Cryptokubrology: A useful methodology for deconstructing cinema, history, and synchronicity. Involves the syncs of Stanley Kubrick's films linked to items found in other realities.
The Shining is a 1980 horror film produced and directed by Stanley Kubrick and co-written with novelist Diane Johnson. The film is based on Stephen King's 1977 novel of the same name.
The Shining is about Jack Torrance (Jack Nicholson), an aspiring writer and recovering alcoholic, who accepts a position as the off-season caretaker of the isolated historic Overlook Hotel in the Colorado Rockies. Wintering over with Jack are his wife Wendy Torrance (Shelley Duvall) and young son Danny Torrance (Danny Lloyd). Danny possesses "the shining," psychic abilities that allow him to see the hotel's horrific past.
One very infamous scene involves Wendy Torrance's sudden discovery of a man in a work suit in a compromising position with an apparent man or woman in a bear suit.

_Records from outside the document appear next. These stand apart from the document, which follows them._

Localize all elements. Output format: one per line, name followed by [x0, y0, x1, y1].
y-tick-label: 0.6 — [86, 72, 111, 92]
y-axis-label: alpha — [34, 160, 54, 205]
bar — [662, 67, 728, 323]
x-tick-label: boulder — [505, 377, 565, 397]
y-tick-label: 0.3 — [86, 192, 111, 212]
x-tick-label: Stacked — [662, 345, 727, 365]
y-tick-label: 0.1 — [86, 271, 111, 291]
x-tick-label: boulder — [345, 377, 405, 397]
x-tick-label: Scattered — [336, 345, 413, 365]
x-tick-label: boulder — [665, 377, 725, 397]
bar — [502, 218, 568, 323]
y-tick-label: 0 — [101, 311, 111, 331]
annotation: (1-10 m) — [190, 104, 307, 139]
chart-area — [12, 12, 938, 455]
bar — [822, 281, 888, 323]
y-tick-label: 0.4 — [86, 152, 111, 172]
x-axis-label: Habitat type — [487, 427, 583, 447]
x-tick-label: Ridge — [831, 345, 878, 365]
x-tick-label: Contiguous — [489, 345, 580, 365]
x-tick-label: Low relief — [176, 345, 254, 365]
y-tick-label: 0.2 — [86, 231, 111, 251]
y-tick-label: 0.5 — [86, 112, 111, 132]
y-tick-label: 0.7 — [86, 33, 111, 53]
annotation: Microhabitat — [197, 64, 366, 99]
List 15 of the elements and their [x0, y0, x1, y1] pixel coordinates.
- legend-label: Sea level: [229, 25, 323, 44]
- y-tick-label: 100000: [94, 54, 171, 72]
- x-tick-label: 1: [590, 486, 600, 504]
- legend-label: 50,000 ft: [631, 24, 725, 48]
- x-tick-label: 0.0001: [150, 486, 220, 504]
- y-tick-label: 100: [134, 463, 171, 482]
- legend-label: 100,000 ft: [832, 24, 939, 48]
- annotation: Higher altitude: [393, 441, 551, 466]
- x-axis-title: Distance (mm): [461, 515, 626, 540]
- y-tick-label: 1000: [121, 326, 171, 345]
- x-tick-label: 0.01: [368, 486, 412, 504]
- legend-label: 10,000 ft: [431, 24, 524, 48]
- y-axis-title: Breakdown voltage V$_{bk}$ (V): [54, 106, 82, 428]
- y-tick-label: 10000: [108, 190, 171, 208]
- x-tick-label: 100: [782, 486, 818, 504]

In Stephen King's book version of this interaction, the suit is of a dog. Rob Ager's analysis of the scene notes that he believes that "a shift from dog to bear costume doesn’t have any significant effect on the aesthetic scariness of the scene, so there must have been some sort of logic at work in Kubrick’s decision." (Source.)
Enter Bigfoot....
Whether by coincidence or by design, an internal mirroring presentation of the "form" of the bear-in-front-of-a-man appeared in an ad for an Animal Planet program in 2011. In 2010, during the photographic sessions for the pilot of Finding Bigfoot, a series of images were taken in Alaska.
A few of these were chosen to be used for the promotion of this series that would go on to be successful for 100 episodes, from 2011 through 2018. The show has ended, so I shall report on a cryptokubrology image that was there from the beginning.
But if examined closely, was someone in the public relations department playing a little cryptokubrology prank?
Was what was going on at Animal Planet some sort of Disneyesque covert message? It is a well-known historical fact that cartoonists working at Disney would hide subliminal messages and sexual images hidden in Disney cartoons.
Or was the Finding Bigfoot-The Shining overlap just a cosmic coincidence?
Certainly, in the realm of jokes and politics, The Shining bear imagery has been used to convey an editorial or comic point of view.
Another Cryptokubrology-Bigfoot sidetrek...
Over on Twitter, in 2017, we find this "237"/Kubrick moment:
That is why it is called twilight language.